The oddness of the plate appearance started right with the first pitch. Mikolas has a 68.9% first-strike rate this season, which ranks fifth in the majors. He fell behind Duvall, however, with a slider that dipped out of the zone.
When Mikolas falls behind, he’s typically right back in the strike zone on the next pitch, either evening the count or getting a ball in play. That didn’t happen here. Mikolas tried another slider, and this one missed both low and away.
Mikolas has faced 161 batters this season. He has gone to a 2-0 count against 16 of them, or 9.9%. Duvall isn’t exactly a likely candidate to get this far ahead of Mikolas, but he did. He’d be even unlikelier to run the count to 3-0. Neither he nor Mikolas are in 3-0 counts all that often, and given both of their tendencies, it was extremely likely that the next pitch would either be put in play or get Mikolas back into the count at 2-1. That’s not what happened.

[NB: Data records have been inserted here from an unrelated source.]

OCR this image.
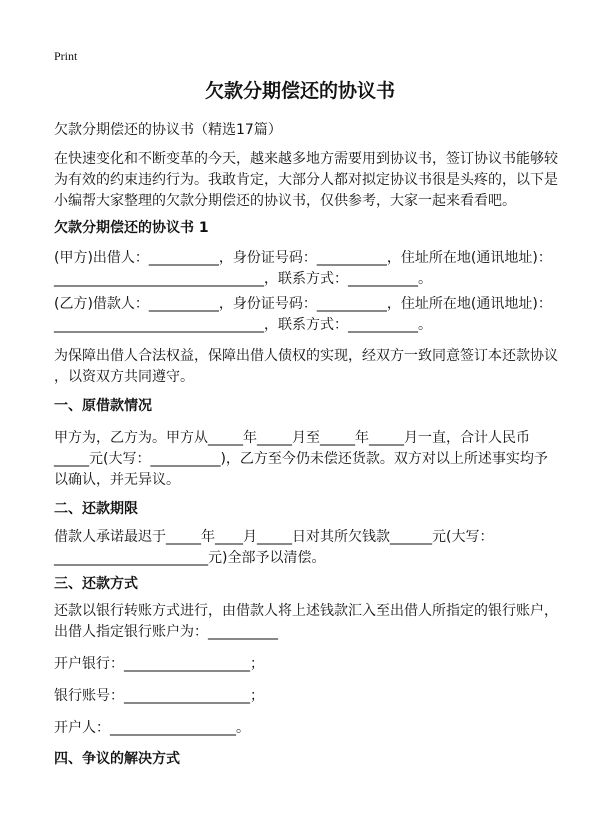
Print
欠款分期偿还的协议书
欠款分期偿还的协议书（精选17篇）
在快速变化和不断变革的今天，越来越多地方需要用到协议书，签订协议书能够较
为有效的约束违约行为。我敢肯定，大部分人都对拟定协议书很是头疼的，以下是
小编帮大家整理的欠款分期偿还的协议书，仅供参考，大家一起来看看吧。
欠款分期偿还的协议书 1
(甲方)出借人：__________，身份证号码：__________，住址所在地(通讯地址)：
______________________________，联系方式：__________。
(乙方)借款人：__________，身份证号码：__________，住址所在地(通讯地址)：
______________________________，联系方式：__________。
为保障出借人合法权益，保障出借人债权的实现，经双方一致同意签订本还款协议
，以资双方共同遵守。
一、原借款情况
甲方为，乙方为。甲方从_____年_____月至_____年_____月一直，合计人民币
_____元(大写：__________)，乙方至今仍未偿还货款。双方对以上所述事实均予
以确认，并无异议。
二、还款期限
借款人承诺最迟于_____年____月_____日对其所欠钱款______元(大写：
______________________元)全部予以清偿。
三、还款方式
还款以银行转账方式进行，由借款人将上述钱款汇入至出借人所指定的银行账户，
出借人指定银行账户为：__________
开户银行：__________________；
银行账号：__________________；
开户人：__________________。
四、争议的解决方式
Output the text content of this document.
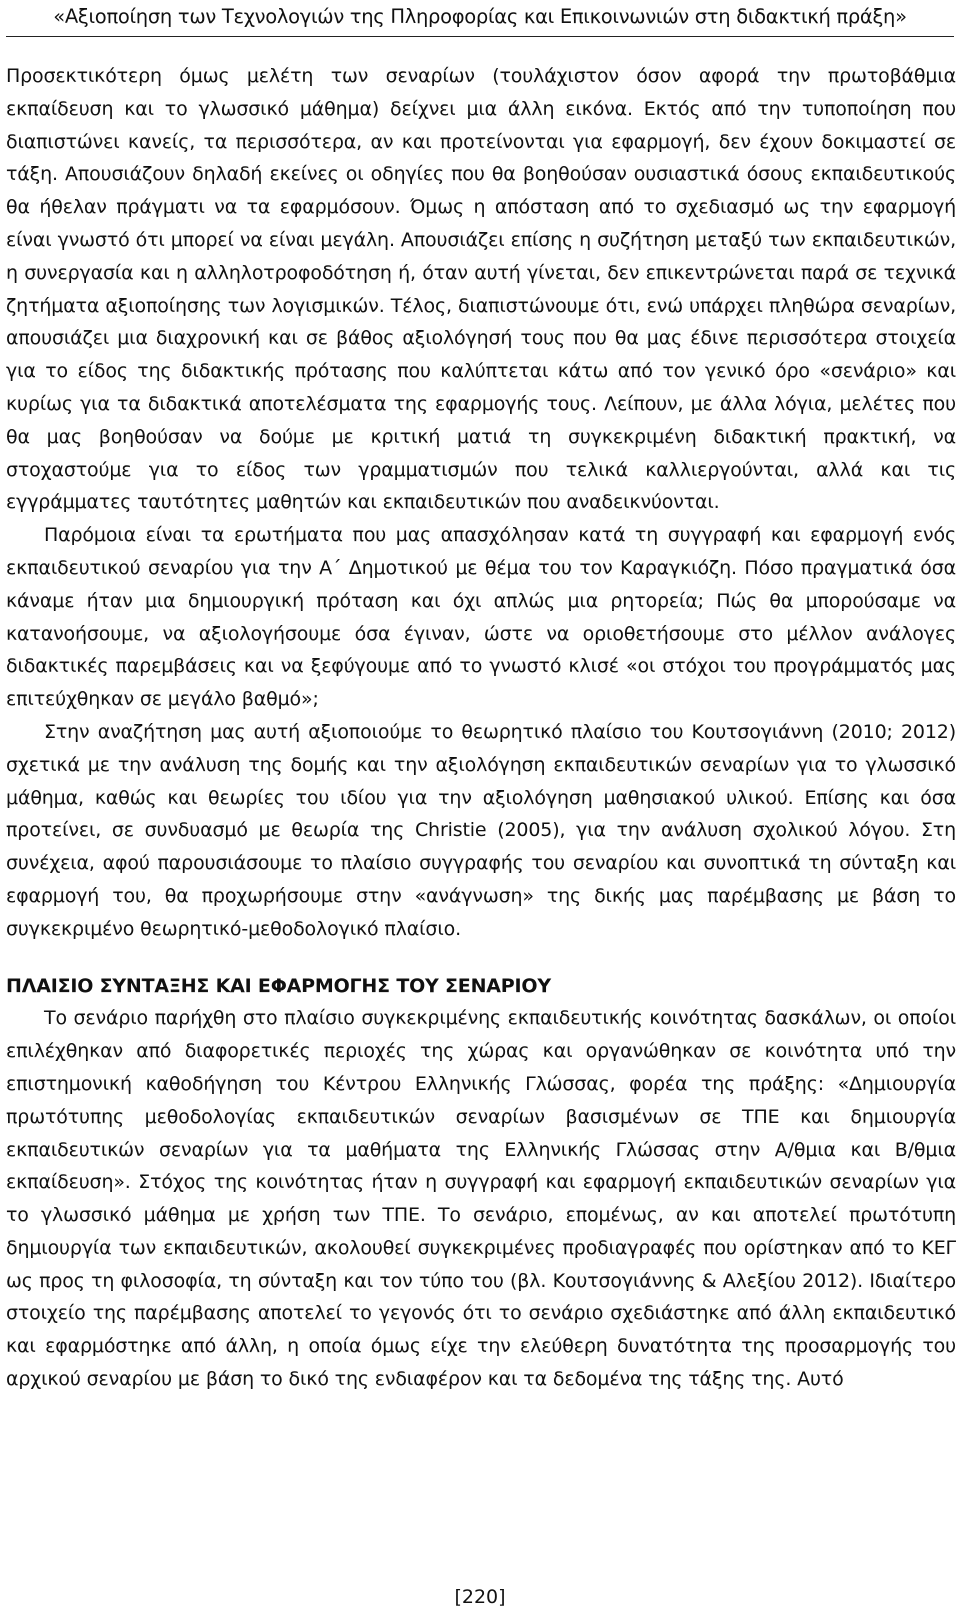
«Αξιοποίηση των Τεχνολογιών της Πληροφορίας και Επικοινωνιών στη διδακτική πράξη»

Προσεκτικότερη όμως μελέτη των σεναρίων (τουλάχιστον όσον αφορά την πρωτοβάθμια εκπαίδευση και το γλωσσικό μάθημα) δείχνει μια άλλη εικόνα. Εκτός από την τυποποίηση που διαπιστώνει κανείς, τα περισσότερα, αν και προτείνονται για εφαρμογή, δεν έχουν δοκιμαστεί σε τάξη. Απουσιάζουν δηλαδή εκείνες οι οδηγίες που θα βοηθούσαν ουσιαστικά όσους εκπαιδευτικούς θα ήθελαν πράγματι να τα εφαρμόσουν. Όμως η απόσταση από το σχεδιασμό ως την εφαρμογή είναι γνωστό ότι μπορεί να είναι μεγάλη. Απουσιάζει επίσης η συζήτηση μεταξύ των εκπαιδευτικών, η συνεργασία και η αλληλοτροφοδότηση ή, όταν αυτή γίνεται, δεν επικεντρώνεται παρά σε τεχνικά ζητήματα αξιοποίησης των λογισμικών. Τέλος, διαπιστώνουμε ότι, ενώ υπάρχει πληθώρα σεναρίων, απουσιάζει μια διαχρονική και σε βάθος αξιολόγησή τους που θα μας έδινε περισσότερα στοιχεία για το είδος της διδακτικής πρότασης που καλύπτεται κάτω από τον γενικό όρο «σενάριο» και κυρίως για τα διδακτικά αποτελέσματα της εφαρμογής τους. Λείπουν, με άλλα λόγια, μελέτες που θα μας βοηθούσαν να δούμε με κριτική ματιά τη συγκεκριμένη διδακτική πρακτική, να στοχαστούμε για το είδος των γραμματισμών που τελικά καλλιεργούνται, αλλά και τις εγγράμματες ταυτότητες μαθητών και εκπαιδευτικών που αναδεικνύονται.

Παρόμοια είναι τα ερωτήματα που μας απασχόλησαν κατά τη συγγραφή και εφαρμογή ενός εκπαιδευτικού σεναρίου για την Α΄ Δημοτικού με θέμα του τον Καραγκιόζη. Πόσο πραγματικά όσα κάναμε ήταν μια δημιουργική πρόταση και όχι απλώς μια ρητορεία; Πώς θα μπορούσαμε να κατανοήσουμε, να αξιολογήσουμε όσα έγιναν, ώστε να οριοθετήσουμε στο μέλλον ανάλογες διδακτικές παρεμβάσεις και να ξεφύγουμε από το γνωστό κλισέ «οι στόχοι του προγράμματός μας επιτεύχθηκαν σε μεγάλο βαθμό»;

Στην αναζήτηση μας αυτή αξιοποιούμε το θεωρητικό πλαίσιο του Κουτσογιάννη (2010; 2012) σχετικά με την ανάλυση της δομής και την αξιολόγηση εκπαιδευτικών σεναρίων για το γλωσσικό μάθημα, καθώς και θεωρίες του ιδίου για την αξιολόγηση μαθησιακού υλικού. Επίσης και όσα προτείνει, σε συνδυασμό με θεωρία της Christie (2005), για την ανάλυση σχολικού λόγου. Στη συνέχεια, αφού παρουσιάσουμε το πλαίσιο συγγραφής του σεναρίου και συνοπτικά τη σύνταξη και εφαρμογή του, θα προχωρήσουμε στην «ανάγνωση» της δικής μας παρέμβασης με βάση το συγκεκριμένο θεωρητικό-μεθοδολογικό πλαίσιο.

ΠΛΑΙΣΙΟ ΣΥΝΤΑΞΗΣ ΚΑΙ ΕΦΑΡΜΟΓΗΣ ΤΟΥ ΣΕΝΑΡΙΟΥ

Το σενάριο παρήχθη στο πλαίσιο συγκεκριμένης εκπαιδευτικής κοινότητας δασκάλων, οι οποίοι επιλέχθηκαν από διαφορετικές περιοχές της χώρας και οργανώθηκαν σε κοινότητα υπό την επιστημονική καθοδήγηση του Κέντρου Ελληνικής Γλώσσας, φορέα της πράξης: «Δημιουργία πρωτότυπης μεθοδολογίας εκπαιδευτικών σεναρίων βασισμένων σε ΤΠΕ και δημιουργία εκπαιδευτικών σεναρίων για τα μαθήματα της Ελληνικής Γλώσσας στην Α/θμια και Β/θμια εκπαίδευση». Στόχος της κοινότητας ήταν η συγγραφή και εφαρμογή εκπαιδευτικών σεναρίων για το γλωσσικό μάθημα με χρήση των ΤΠΕ. Το σενάριο, επομένως, αν και αποτελεί πρωτότυπη δημιουργία των εκπαιδευτικών, ακολουθεί συγκεκριμένες προδιαγραφές που ορίστηκαν από το ΚΕΓ ως προς τη φιλοσοφία, τη σύνταξη και τον τύπο του (βλ. Κουτσογιάννης & Αλεξίου 2012). Ιδιαίτερο στοιχείο της παρέμβασης αποτελεί το γεγονός ότι το σενάριο σχεδιάστηκε από άλλη εκπαιδευτικό και εφαρμόστηκε από άλλη, η οποία όμως είχε την ελεύθερη δυνατότητα της προσαρμογής του αρχικού σεναρίου με βάση το δικό της ενδιαφέρον και τα δεδομένα της τάξης της. Αυτό

[220]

Only 22.6% of Mikolas’ four-seam fastballs this season have been balls. In 2–0 counts, that rate dips to 12.5%. One out of every eight four-seamers Mikolas throws in 2–0 counts, rare as they are, is out of the zone. This was the one, running the count to 3–0. Of the 161 batters Mikolas has faced this season, exactly two, or 1.2%, have gotten themselves into a 3–0 count.

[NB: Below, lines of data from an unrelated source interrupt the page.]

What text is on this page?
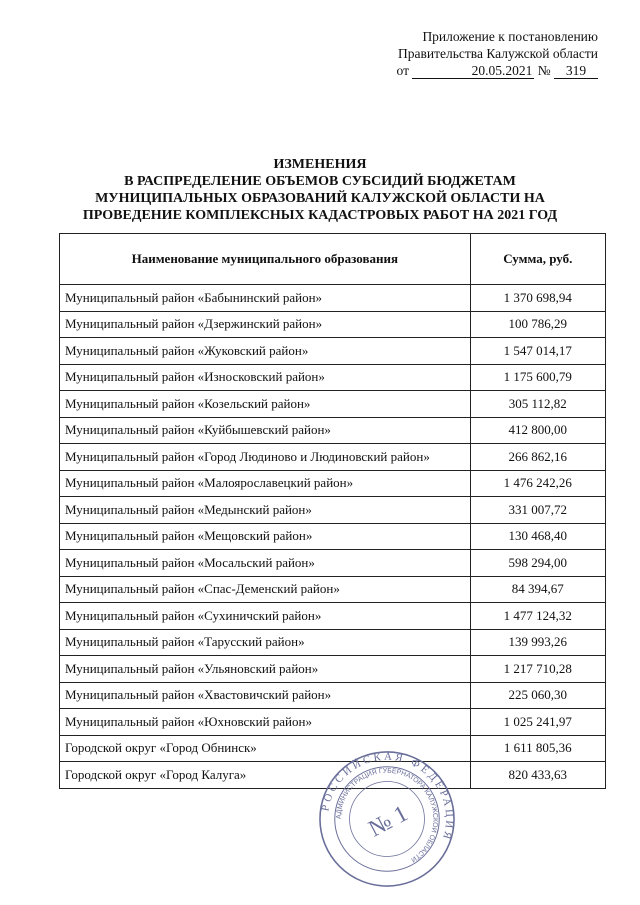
Приложение к постановлению
Правительства Калужской области
от	20.05.2021 № 319
ИЗМЕНЕНИЯ
В РАСПРЕДЕЛЕНИЕ ОБЪЕМОВ СУБСИДИЙ БЮДЖЕТАМ
МУНИЦИПАЛЬНЫХ ОБРАЗОВАНИЙ КАЛУЖСКОЙ ОБЛАСТИ НА
ПРОВЕДЕНИЕ КОМПЛЕКСНЫХ КАДАСТРОВЫХ РАБОТ НА 2021 ГОД
Наименование муниципального образования	Сумма, руб.
Муниципальный район «Бабынинский район»	1 370 698,94
Муниципальный район «Дзержинский район»	100 786,29
Муниципальный район «Жуковский район»	1 547 014,17
Муниципальный район «Износковский район»	1 175 600,79
Муниципальный район «Козельский район»	305 112,82
Муниципальный район «Куйбышевский район»	412 800,00
Муниципальный район «Город Людиново и Людиновский район»	266 862,16
Муниципальный район «Малоярославецкий район»	1 476 242,26
Муниципальный район «Медынский район»	331 007,72
Муниципальный район «Мещовский район»	130 468,40
Муниципальный район «Мосальский район»	598 294,00
Муниципальный район «Спас-Деменский район»	84 394,67
Муниципальный район «Сухиничский район»	1 477 124,32
Муниципальный район «Тарусский район»	139 993,26
Муниципальный район «Ульяновский район»	1 217 710,28
Муниципальный район «Хвастовичский район»	225 060,30
Муниципальный район «Юхновский район»	1 025 241,97
Городской округ «Город Обнинск»	1 611 805,36
Городской округ «Город Калуга»	820 433,63
РОССИЙСКАЯ ФЕДЕРАЦИЯ
АДМИНИСТРАЦИЯ ГУБЕРНАТОРА КАЛУЖСКОЙ ОБЛАСТИ
№ 1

Mikolas came back with his first strike of the plate appearance on the next pitch, the lone likely result in the plate appearance. Forget about four-pitch walks, Mikolas has thrown four balls in a row once this season. Duvall, meanwhile, is unlike other sluggers, in that he doesn’t swing at 3–0 pitches. In fact, going back to the start of the 2016 season, he has been in 43 3–0 counts, and has swung at the next pitch just once. He took this fastball for strike one.
After that, however, Mikolas lost Duvall for good, throwing yet another slider out of the zone for his first walk of the season.
Just as quickly as Duvall won the unlikeliest plate appearance of the season, he was back in left field. The next two hitters, Tucker Barnhart and Phil Ervin, popped out in foul territory, and Mikolas was out of the inning. He would go on to allow one run on four hits—and one more walk—in seven innings, earning his second win of the season.
Mikolas has been great since then, going seven innings in all three of his following starts, striking out 17 and allowing a total of three runs on 18 hits and, yes, zero walks. As for Duvall, he has turned into a walk machine since coaxing a free pass out of Mikolas. In 74 trips to the plate since that game, Duvall has eight walks, good for a 10.8% walk rate. Maybe Mikolas needed to get that first walk out of his system before he could realize his full potential. Maybe Duvall needed that free pass to kickstart a new approach at the plate. No matter what happens the rest of the season, they’ll always share that unlikely moment in an unremarkable game in the middle of the season’s opening month. And finding the beauty in that is what baseball is all about.